Sometimes food takes my taste buds on an adventure around the world somewhere, even though my body is plopped on the couch, looking outside at a grey, cloudy day. This mango avocado salsa takes me to sunny Mexico, with their perfect fresh mangoes and juicy limes.
This recipe was created as a pairing for my Jerk Tofu Tacos, which I’ll be posting later this week, but I thought this salsa stood out on its own, so it deserves its own recipe post. If you want a sneak peek at the tacos, check out my Instagram page for a tease.
This salsa is not only incredibly fresh tasting, it’s also quick and easy to prepare.
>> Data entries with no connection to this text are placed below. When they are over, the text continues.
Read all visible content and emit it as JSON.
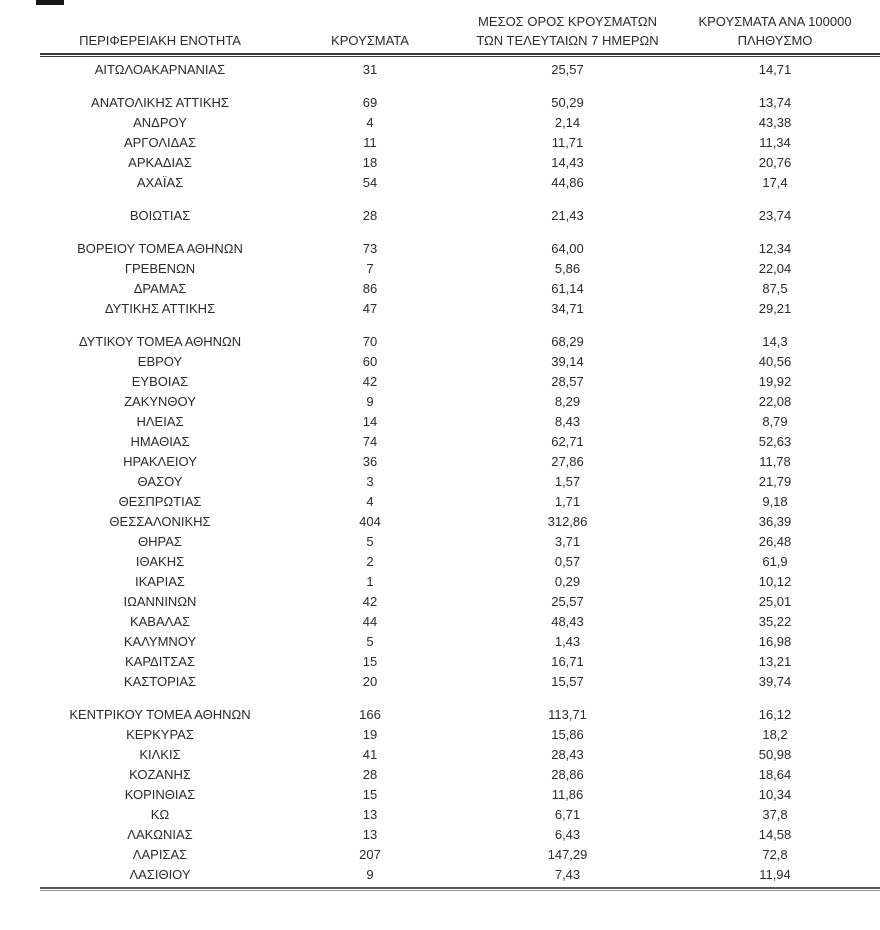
{
  "table": {
    "header": {
      "col1": "ΠΕΡΙΦΕΡΕΙΑΚΗ ΕΝΟΤΗΤΑ",
      "col2": "ΚΡΟΥΣΜΑΤΑ",
      "col3_line1": "ΜΕΣΟΣ ΟΡΟΣ ΚΡΟΥΣΜΑΤΩΝ",
      "col3_line2": "ΤΩΝ ΤΕΛΕΥΤΑΙΩΝ 7 ΗΜΕΡΩΝ",
      "col4_line1": "ΚΡΟΥΣΜΑΤΑ ΑΝΑ 100000",
      "col4_line2": "ΠΛΗΘΥΣΜΟ"
    },
    "row_fields": [
      "region",
      "cases",
      "avg_7day",
      "per_100k"
    ],
    "groups": [
      {
        "rows": [
          {
            "region": "ΑΙΤΩΛΟΑΚΑΡΝΑΝΙΑΣ",
            "cases": "31",
            "avg_7day": "25,57",
            "per_100k": "14,71"
          }
        ]
      },
      {
        "rows": [
          {
            "region": "ΑΝΑΤΟΛΙΚΗΣ ΑΤΤΙΚΗΣ",
            "cases": "69",
            "avg_7day": "50,29",
            "per_100k": "13,74"
          },
          {
            "region": "ΑΝΔΡΟΥ",
            "cases": "4",
            "avg_7day": "2,14",
            "per_100k": "43,38"
          },
          {
            "region": "ΑΡΓΟΛΙΔΑΣ",
            "cases": "11",
            "avg_7day": "11,71",
            "per_100k": "11,34"
          },
          {
            "region": "ΑΡΚΑΔΙΑΣ",
            "cases": "18",
            "avg_7day": "14,43",
            "per_100k": "20,76"
          },
          {
            "region": "ΑΧΑΪΑΣ",
            "cases": "54",
            "avg_7day": "44,86",
            "per_100k": "17,4"
          }
        ]
      },
      {
        "rows": [
          {
            "region": "ΒΟΙΩΤΙΑΣ",
            "cases": "28",
            "avg_7day": "21,43",
            "per_100k": "23,74"
          }
        ]
      },
      {
        "rows": [
          {
            "region": "ΒΟΡΕΙΟΥ ΤΟΜΕΑ ΑΘΗΝΩΝ",
            "cases": "73",
            "avg_7day": "64,00",
            "per_100k": "12,34"
          },
          {
            "region": "ΓΡΕΒΕΝΩΝ",
            "cases": "7",
            "avg_7day": "5,86",
            "per_100k": "22,04"
          },
          {
            "region": "ΔΡΑΜΑΣ",
            "cases": "86",
            "avg_7day": "61,14",
            "per_100k": "87,5"
          },
          {
            "region": "ΔΥΤΙΚΗΣ ΑΤΤΙΚΗΣ",
            "cases": "47",
            "avg_7day": "34,71",
            "per_100k": "29,21"
          }
        ]
      },
      {
        "rows": [
          {
            "region": "ΔΥΤΙΚΟΥ ΤΟΜΕΑ ΑΘΗΝΩΝ",
            "cases": "70",
            "avg_7day": "68,29",
            "per_100k": "14,3"
          },
          {
            "region": "ΕΒΡΟΥ",
            "cases": "60",
            "avg_7day": "39,14",
            "per_100k": "40,56"
          },
          {
            "region": "ΕΥΒΟΙΑΣ",
            "cases": "42",
            "avg_7day": "28,57",
            "per_100k": "19,92"
          },
          {
            "region": "ΖΑΚΥΝΘΟΥ",
            "cases": "9",
            "avg_7day": "8,29",
            "per_100k": "22,08"
          },
          {
            "region": "ΗΛΕΙΑΣ",
            "cases": "14",
            "avg_7day": "8,43",
            "per_100k": "8,79"
          },
          {
            "region": "ΗΜΑΘΙΑΣ",
            "cases": "74",
            "avg_7day": "62,71",
            "per_100k": "52,63"
          },
          {
            "region": "ΗΡΑΚΛΕΙΟΥ",
            "cases": "36",
            "avg_7day": "27,86",
            "per_100k": "11,78"
          },
          {
            "region": "ΘΑΣΟΥ",
            "cases": "3",
            "avg_7day": "1,57",
            "per_100k": "21,79"
          },
          {
            "region": "ΘΕΣΠΡΩΤΙΑΣ",
            "cases": "4",
            "avg_7day": "1,71",
            "per_100k": "9,18"
          },
          {
            "region": "ΘΕΣΣΑΛΟΝΙΚΗΣ",
            "cases": "404",
            "avg_7day": "312,86",
            "per_100k": "36,39"
          },
          {
            "region": "ΘΗΡΑΣ",
            "cases": "5",
            "avg_7day": "3,71",
            "per_100k": "26,48"
          },
          {
            "region": "ΙΘΑΚΗΣ",
            "cases": "2",
            "avg_7day": "0,57",
            "per_100k": "61,9"
          },
          {
            "region": "ΙΚΑΡΙΑΣ",
            "cases": "1",
            "avg_7day": "0,29",
            "per_100k": "10,12"
          },
          {
            "region": "ΙΩΑΝΝΙΝΩΝ",
            "cases": "42",
            "avg_7day": "25,57",
            "per_100k": "25,01"
          },
          {
            "region": "ΚΑΒΑΛΑΣ",
            "cases": "44",
            "avg_7day": "48,43",
            "per_100k": "35,22"
          },
          {
            "region": "ΚΑΛΥΜΝΟΥ",
            "cases": "5",
            "avg_7day": "1,43",
            "per_100k": "16,98"
          },
          {
            "region": "ΚΑΡΔΙΤΣΑΣ",
            "cases": "15",
            "avg_7day": "16,71",
            "per_100k": "13,21"
          },
          {
            "region": "ΚΑΣΤΟΡΙΑΣ",
            "cases": "20",
            "avg_7day": "15,57",
            "per_100k": "39,74"
          }
        ]
      },
      {
        "rows": [
          {
            "region": "ΚΕΝΤΡΙΚΟΥ ΤΟΜΕΑ ΑΘΗΝΩΝ",
            "cases": "166",
            "avg_7day": "113,71",
            "per_100k": "16,12"
          },
          {
            "region": "ΚΕΡΚΥΡΑΣ",
            "cases": "19",
            "avg_7day": "15,86",
            "per_100k": "18,2"
          },
          {
            "region": "ΚΙΛΚΙΣ",
            "cases": "41",
            "avg_7day": "28,43",
            "per_100k": "50,98"
          },
          {
            "region": "ΚΟΖΑΝΗΣ",
            "cases": "28",
            "avg_7day": "28,86",
            "per_100k": "18,64"
          },
          {
            "region": "ΚΟΡΙΝΘΙΑΣ",
            "cases": "15",
            "avg_7day": "11,86",
            "per_100k": "10,34"
          },
          {
            "region": "ΚΩ",
            "cases": "13",
            "avg_7day": "6,71",
            "per_100k": "37,8"
          },
          {
            "region": "ΛΑΚΩΝΙΑΣ",
            "cases": "13",
            "avg_7day": "6,43",
            "per_100k": "14,58"
          },
          {
            "region": "ΛΑΡΙΣΑΣ",
            "cases": "207",
            "avg_7day": "147,29",
            "per_100k": "72,8"
          },
          {
            "region": "ΛΑΣΙΘΙΟΥ",
            "cases": "9",
            "avg_7day": "7,43",
            "per_100k": "11,94"
          }
        ]
      }
    ]
  },
  "colors": {
    "text": "#2b2b2b",
    "header_rule": "#363636",
    "bottom_rule": "#585858",
    "background": "#ffffff"
  }
}
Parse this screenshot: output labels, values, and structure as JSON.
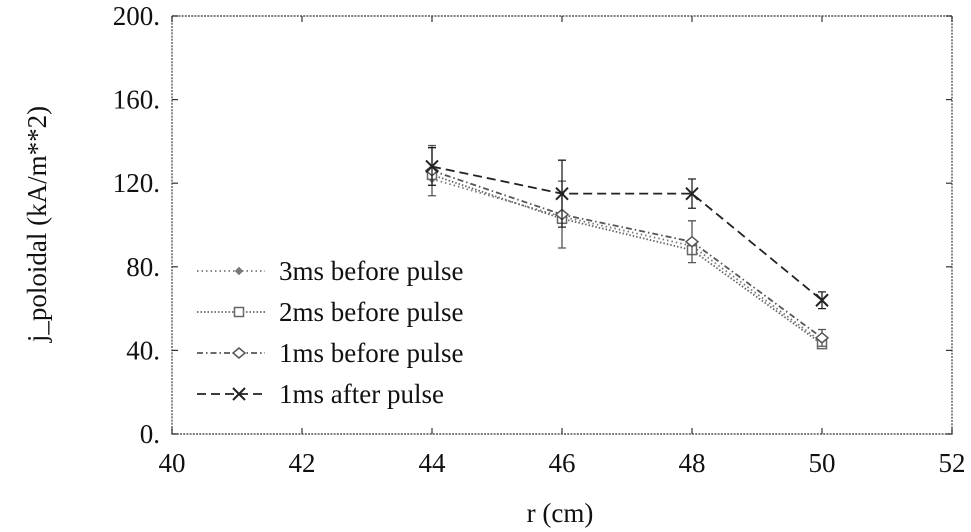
{
  "chart_data": {
    "type": "line",
    "title": "",
    "xlabel": "r (cm)",
    "ylabel": "j_poloidal (kA/m**2)",
    "xlim": [
      40,
      52
    ],
    "ylim": [
      0,
      200
    ],
    "x_ticks": [
      40,
      42,
      44,
      46,
      48,
      50,
      52
    ],
    "x_tick_labels": [
      "40",
      "42",
      "44",
      "46",
      "48",
      "50",
      "52"
    ],
    "y_ticks": [
      0,
      40,
      80,
      120,
      160,
      200
    ],
    "y_tick_labels": [
      "0.",
      "40.",
      "80.",
      "120.",
      "160.",
      "200."
    ],
    "grid": false,
    "legend_position": "left",
    "series": [
      {
        "name": "3ms before pulse",
        "marker": "diamond-small",
        "dash": "dotted",
        "color": "#777777",
        "points": [
          {
            "x": 44,
            "y": 122
          },
          {
            "x": 46,
            "y": 104
          },
          {
            "x": 48,
            "y": 90
          },
          {
            "x": 50,
            "y": 44
          }
        ]
      },
      {
        "name": "2ms before pulse",
        "marker": "square",
        "dash": "dotted-dense",
        "color": "#666666",
        "points": [
          {
            "x": 44,
            "y": 124
          },
          {
            "x": 46,
            "y": 103
          },
          {
            "x": 48,
            "y": 88
          },
          {
            "x": 50,
            "y": 43
          }
        ]
      },
      {
        "name": "1ms before pulse",
        "marker": "diamond",
        "dash": "dash-dot",
        "color": "#555555",
        "points": [
          {
            "x": 44,
            "y": 126,
            "err": 12
          },
          {
            "x": 46,
            "y": 105,
            "err": 16
          },
          {
            "x": 48,
            "y": 92,
            "err": 10
          },
          {
            "x": 50,
            "y": 46,
            "err": 4
          }
        ]
      },
      {
        "name": "1ms after pulse",
        "marker": "x",
        "dash": "dashed",
        "color": "#222222",
        "points": [
          {
            "x": 44,
            "y": 128,
            "err": 9
          },
          {
            "x": 46,
            "y": 115,
            "err": 16
          },
          {
            "x": 48,
            "y": 115,
            "err": 7
          },
          {
            "x": 50,
            "y": 64,
            "err": 4
          }
        ]
      }
    ]
  }
}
You could be dipping chips in this in 5 minutes. What are you waiting for?
The rice vinegar was a last minute addition, that I recommend you don’t omit. It gives the salsa a nice tangy kick that works with the other ingredients without overpowering them.
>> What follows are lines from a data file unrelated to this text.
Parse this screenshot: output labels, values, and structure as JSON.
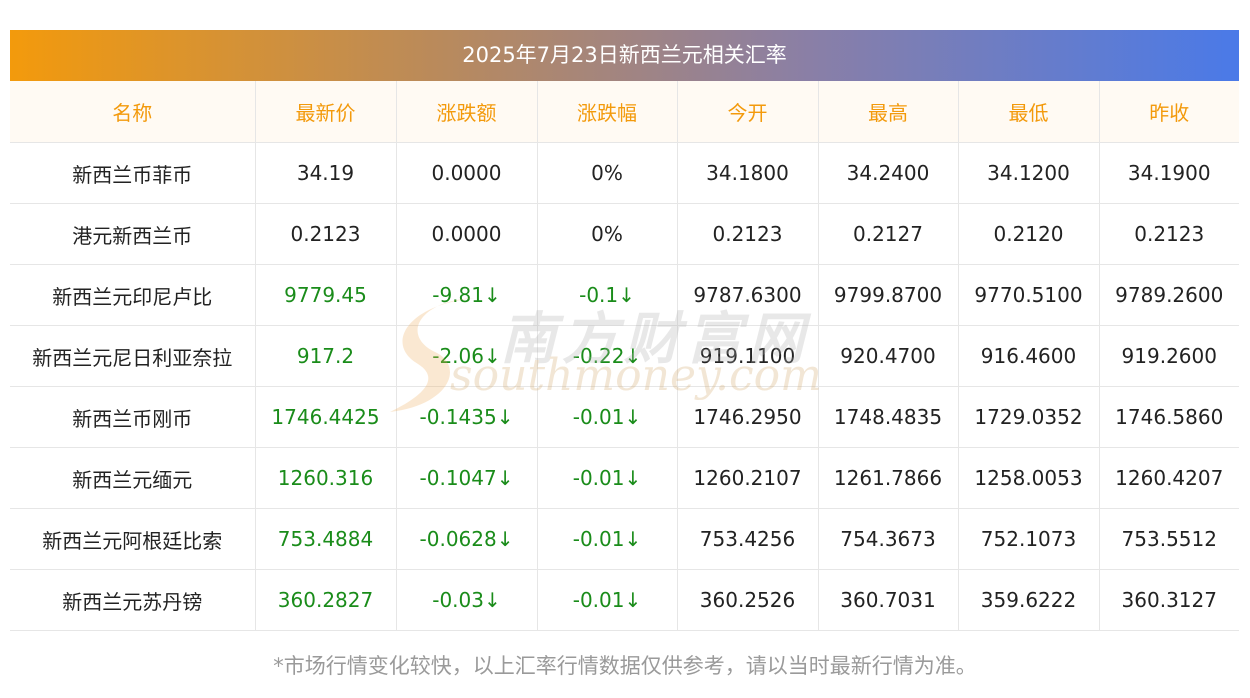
{
  "title": "2025年7月23日新西兰元相关汇率",
  "headers": [
    "名称",
    "最新价",
    "涨跌额",
    "涨跌幅",
    "今开",
    "最高",
    "最低",
    "昨收"
  ],
  "rows": [
    {
      "name": "新西兰币菲币",
      "latest": "34.19",
      "change": "0.0000",
      "change_pct": "0%",
      "open": "34.1800",
      "high": "34.2400",
      "low": "34.1200",
      "prev_close": "34.1900"
    },
    {
      "name": "港元新西兰币",
      "latest": "0.2123",
      "change": "0.0000",
      "change_pct": "0%",
      "open": "0.2123",
      "high": "0.2127",
      "low": "0.2120",
      "prev_close": "0.2123"
    },
    {
      "name": "新西兰元印尼卢比",
      "latest": "9779.45",
      "change": "-9.81↓",
      "change_pct": "-0.1↓",
      "open": "9787.6300",
      "high": "9799.8700",
      "low": "9770.5100",
      "prev_close": "9789.2600"
    },
    {
      "name": "新西兰元尼日利亚奈拉",
      "latest": "917.2",
      "change": "-2.06↓",
      "change_pct": "-0.22↓",
      "open": "919.1100",
      "high": "920.4700",
      "low": "916.4600",
      "prev_close": "919.2600"
    },
    {
      "name": "新西兰币刚币",
      "latest": "1746.4425",
      "change": "-0.1435↓",
      "change_pct": "-0.01↓",
      "open": "1746.2950",
      "high": "1748.4835",
      "low": "1729.0352",
      "prev_close": "1746.5860"
    },
    {
      "name": "新西兰元缅元",
      "latest": "1260.316",
      "change": "-0.1047↓",
      "change_pct": "-0.01↓",
      "open": "1260.2107",
      "high": "1261.7866",
      "low": "1258.0053",
      "prev_close": "1260.4207"
    },
    {
      "name": "新西兰元阿根廷比索",
      "latest": "753.4884",
      "change": "-0.0628↓",
      "change_pct": "-0.01↓",
      "open": "753.4256",
      "high": "754.3673",
      "low": "752.1073",
      "prev_close": "753.5512"
    },
    {
      "name": "新西兰元苏丹镑",
      "latest": "360.2827",
      "change": "-0.03↓",
      "change_pct": "-0.01↓",
      "open": "360.2526",
      "high": "360.7031",
      "low": "359.6222",
      "prev_close": "360.3127"
    }
  ],
  "down_rows": [
    2,
    3,
    4,
    5,
    6,
    7
  ],
  "watermark": {
    "cn": "南方财富网",
    "en": "southmoney.com"
  },
  "footnote": "*市场行情变化较快，以上汇率行情数据仅供参考，请以当时最新行情为准。",
  "colors": {
    "header_text": "#f39a0c",
    "down_green": "#1a8c1a",
    "gradient_start": "#f39a0c",
    "gradient_end": "#4a7ae8"
  }
}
That’s all for now. I’ll be back later this week with a taco party!
- 2 Mangoes 2 cups, diced
- 1 Ripe Avocado 1 cup diced
- 2 Tbsp diced Green Onion
- 2 Tbsp chopped Cilantro
- 2 tsp Lime Juice
- 2 tsp Rice Vinegar
- ¼ tsp Sea Salt
Remove skin and pit from the mango and avocado, then dice into bite sized pieces. Place in a small mixing bowl. Chop cilantro and green onion, then add to bowl. Season with lime juice, vinegar and salt. Gently stir and taste. Serve with chips or tacos.